A Completeness Theorem in Modal Logic

Kripke's 1959 founding paper — Kripke semantics for modal logic

Tradition: Mathematical logic / modal logic / analytic metaphysics

Kripke's 1959 founding paper — the possible-worlds semantics for modal logic

Published in the Journal of Symbolic Logic 24 (1959), pp. 1-14, when Kripke was eighteen (and still an undergraduate at Harvard), 'A Completeness Theorem in Modal Logic' is the founding paper of the possible-worlds semantics for modal logic. Building on earlier algebraic work by Jónsson and Tarski (1951) and the relational approach of Stig Kanger and Jaakko Hintikka, but independently and more systematically, Kripke introduces models consisting of a non-empty set of possible worlds with an accessibility (or alternativeness) relation.
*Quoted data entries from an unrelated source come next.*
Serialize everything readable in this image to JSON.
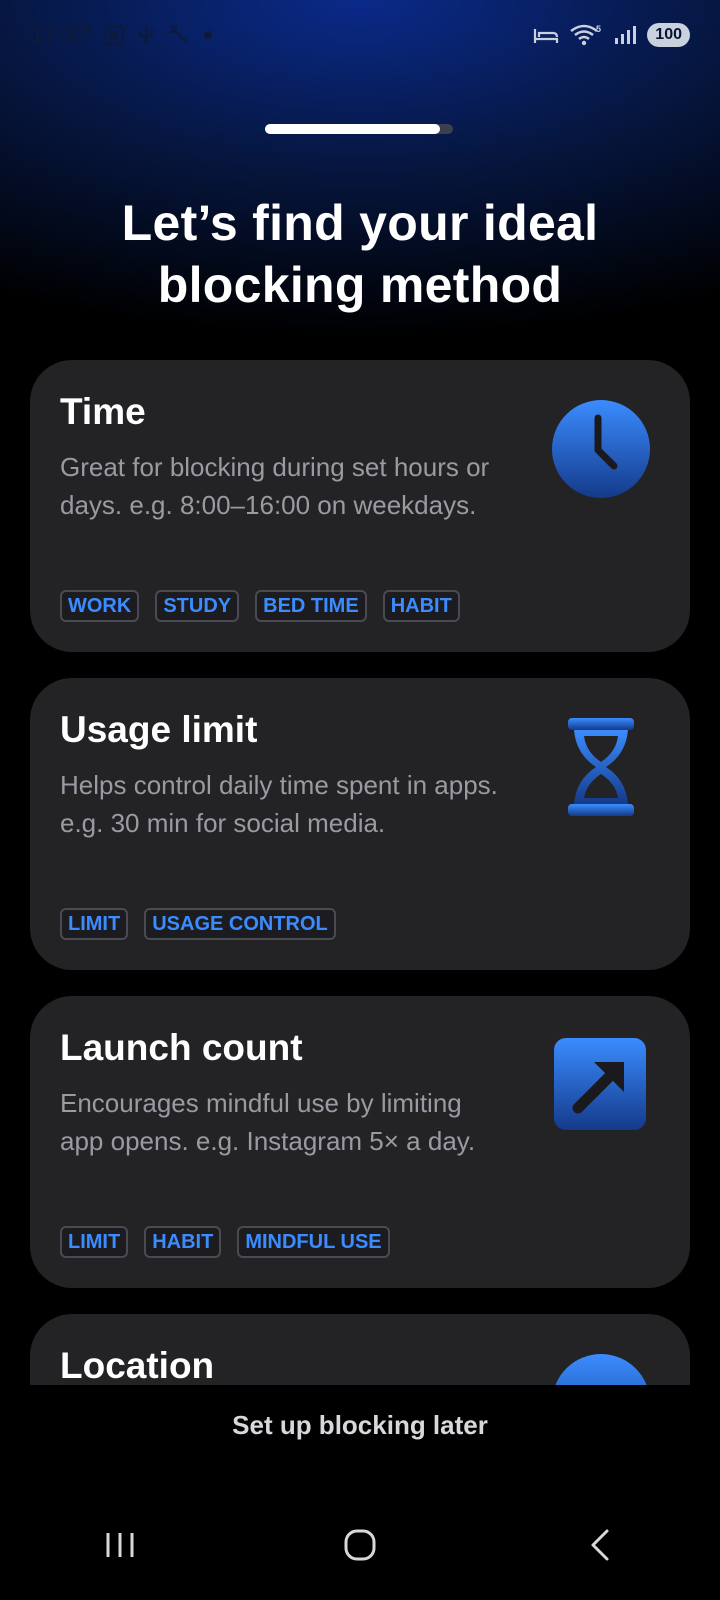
{
  "status_bar": {
    "time": "17:27",
    "battery": "100",
    "icons_left": [
      "screenshot-icon",
      "usb-icon",
      "magic-wand-icon",
      "dot-icon"
    ],
    "icons_right": [
      "sleep-mode-icon",
      "wifi-icon",
      "signal-icon",
      "battery-icon"
    ]
  },
  "progress": {
    "value": 0.93
  },
  "header": {
    "title_line1": "Let’s find your ideal",
    "title_line2": "blocking method"
  },
  "methods": [
    {
      "title": "Time",
      "description": "Great for blocking during set hours or days. e.g. 8:00–16:00 on weekdays.",
      "tags": [
        "WORK",
        "STUDY",
        "BED TIME",
        "HABIT"
      ],
      "icon": "clock-icon"
    },
    {
      "title": "Usage limit",
      "description": "Helps control daily time spent in apps. e.g. 30 min for social media.",
      "tags": [
        "LIMIT",
        "USAGE CONTROL"
      ],
      "icon": "hourglass-icon"
    },
    {
      "title": "Launch count",
      "description": "Encourages mindful use by limiting app opens. e.g. Instagram 5× a day.",
      "tags": [
        "LIMIT",
        "HABIT",
        "MINDFUL USE"
      ],
      "icon": "launch-arrow-icon"
    },
    {
      "title": "Location",
      "icon": "location-icon"
    }
  ],
  "footer": {
    "later_label": "Set up blocking later"
  },
  "nav": {
    "icons": [
      "recent-apps-icon",
      "home-icon",
      "back-icon"
    ]
  },
  "colors": {
    "accent": "#3b8cff",
    "card_bg": "#232326",
    "tag_text": "#3b8cff"
  }
}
Truth-conditions for modal formulas are then defined relative to such models: a formula □φ is true at a world w iff φ is true at every world accessible from w; ◊φ is true at w iff φ is true at some world accessible from w. Kripke proves a completeness theorem for the modal logic S5 with respect to this semantics. The framework (and the closely-related 1963 paper 'Semantical Considerations on Modal Logic' which extended it to quantified modal logic and the relations among the standard modal systems T, B, S4, S5) became the standard tool for modal-logical and metaphysical analysis throughout the second half of the twentieth century — making possible David Lewis's modal realism, Robert Stalnaker's possible-worlds semantics for conditionals, and the entire late-twentieth-century revival of analytic-metaphysical modal questions.